The printer control circuit described. 4. a pure hardware circuit according to claim 2
The printer control circuit described. 5. A printer comprising the printer control circuit according to claim 1. Description: 6. A host device comprising the printer control circuit according to claim 1. Description: 7. A host device, a printer, and a printer control circuit connected to the host device and the printer, wherein the host device has a byte array forming one pixel data in an OS in the host device. Original image raster data creating means for creating the dependent original image raster data, parameter creating means for creating a byte order parameter indicating the byte array of the original image raster data, the byte order parameter and the original image And transmitting means for transmitting raster data to the printer control circuit, wherein the printer control circuit receives the original image raster data and the byte order parameter from the host device, and the byte order. Based on the parameters, the byte array of the original image raster data is converted into a certain common byte. Comprising a format converting means for rearranging the sequence, the image data transfer means for transferring the image data outputted from the format conversion means to the printer in the image data of the format that the printer can process, the receiving unit, the One image in the original image raster data
Effective byte number parameter indicating the effective byte number in the raw data
Data is also received from the host device, and the format conversion means sets the valid byte number parameter.
Data, and as a result, before the original image raster data
The effective number of bytes consists of the common byte array.
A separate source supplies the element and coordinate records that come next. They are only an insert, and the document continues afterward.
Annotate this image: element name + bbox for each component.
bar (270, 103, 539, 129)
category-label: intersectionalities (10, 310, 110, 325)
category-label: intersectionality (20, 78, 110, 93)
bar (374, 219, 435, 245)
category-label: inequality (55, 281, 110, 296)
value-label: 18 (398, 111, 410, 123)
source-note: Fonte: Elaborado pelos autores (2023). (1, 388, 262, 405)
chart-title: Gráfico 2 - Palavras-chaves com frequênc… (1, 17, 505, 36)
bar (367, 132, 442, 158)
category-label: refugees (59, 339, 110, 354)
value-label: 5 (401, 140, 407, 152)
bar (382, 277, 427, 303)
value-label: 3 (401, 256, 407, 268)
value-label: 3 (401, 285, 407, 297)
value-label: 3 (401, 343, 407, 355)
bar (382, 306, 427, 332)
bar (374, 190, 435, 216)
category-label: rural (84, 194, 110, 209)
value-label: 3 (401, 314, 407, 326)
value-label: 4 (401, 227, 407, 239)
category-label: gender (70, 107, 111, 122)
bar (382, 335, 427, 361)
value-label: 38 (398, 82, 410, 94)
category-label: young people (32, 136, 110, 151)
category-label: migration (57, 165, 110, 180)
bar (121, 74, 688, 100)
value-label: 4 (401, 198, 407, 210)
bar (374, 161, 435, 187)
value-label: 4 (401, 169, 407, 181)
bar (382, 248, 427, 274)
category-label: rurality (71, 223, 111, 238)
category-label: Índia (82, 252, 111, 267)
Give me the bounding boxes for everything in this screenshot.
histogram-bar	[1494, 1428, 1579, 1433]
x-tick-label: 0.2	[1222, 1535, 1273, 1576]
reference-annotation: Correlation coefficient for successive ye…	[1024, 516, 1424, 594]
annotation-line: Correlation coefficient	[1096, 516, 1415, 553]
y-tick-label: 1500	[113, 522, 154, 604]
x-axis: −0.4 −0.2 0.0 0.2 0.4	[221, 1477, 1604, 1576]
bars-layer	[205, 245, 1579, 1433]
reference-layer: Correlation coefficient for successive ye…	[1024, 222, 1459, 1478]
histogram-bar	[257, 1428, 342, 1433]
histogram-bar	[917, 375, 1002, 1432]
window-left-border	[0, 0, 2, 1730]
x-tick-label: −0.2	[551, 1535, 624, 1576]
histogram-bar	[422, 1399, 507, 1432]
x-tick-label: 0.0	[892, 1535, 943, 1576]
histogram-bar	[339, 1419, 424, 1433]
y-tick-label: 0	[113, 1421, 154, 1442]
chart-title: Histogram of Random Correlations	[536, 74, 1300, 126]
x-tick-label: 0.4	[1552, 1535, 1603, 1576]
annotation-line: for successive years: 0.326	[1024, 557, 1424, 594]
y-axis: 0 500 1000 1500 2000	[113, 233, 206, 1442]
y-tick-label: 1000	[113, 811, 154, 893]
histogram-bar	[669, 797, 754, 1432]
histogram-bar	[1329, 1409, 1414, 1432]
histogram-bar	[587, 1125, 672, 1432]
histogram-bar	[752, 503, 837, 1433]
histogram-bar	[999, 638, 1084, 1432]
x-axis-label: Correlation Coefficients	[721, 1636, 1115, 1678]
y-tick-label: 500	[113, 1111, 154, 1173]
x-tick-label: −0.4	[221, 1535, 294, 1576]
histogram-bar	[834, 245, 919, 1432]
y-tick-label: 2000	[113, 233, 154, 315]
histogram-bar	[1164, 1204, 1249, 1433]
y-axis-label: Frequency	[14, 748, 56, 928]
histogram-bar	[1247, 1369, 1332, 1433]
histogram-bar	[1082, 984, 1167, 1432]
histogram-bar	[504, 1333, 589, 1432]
Less than the number of bytes of 1 pixel data, the common byte
An empty byte is generated in 1 pixel data composed of an array.
If it does, to fill the empty bytes
The null data of the
A printing system that performs mask processing to fill in . 8. A host device, a printer, and a printer control circuit connected to the host device and the printer, wherein the host device has a byte array forming one pixel data in an OS in the host device. Original image raster data creating means for creating the dependent original image raster data, parameter creating means for creating a byte order parameter indicating the byte array of the original image raster data, the byte order parameter and the original image And transmitting means for transmitting raster data to the printer control circuit, wherein the printer control circuit receives the original image raster data and the byte order parameter from the host device, and the byte order. Based on the parameters, the byte array of the original image raster data is converted into a certain common byte. Wherein the format conversion means for rearranging the sequence, the image data transfer means for transferring the image data outputted from the format conversion means to the printer in the image data of the format that the printer can process former
Image data output from the image conversion means
And a circuit for performing halftoning processing ,
After performing the color conversion process and the halftoning process
Printing system for transferring the image data of the above to the printer . 9. The printing system according to claim 7 , wherein the printer control circuit is a pure hardware circuit. 10. The printing system according to claim 8 , wherein the printer control circuit is a pure hardware circuit.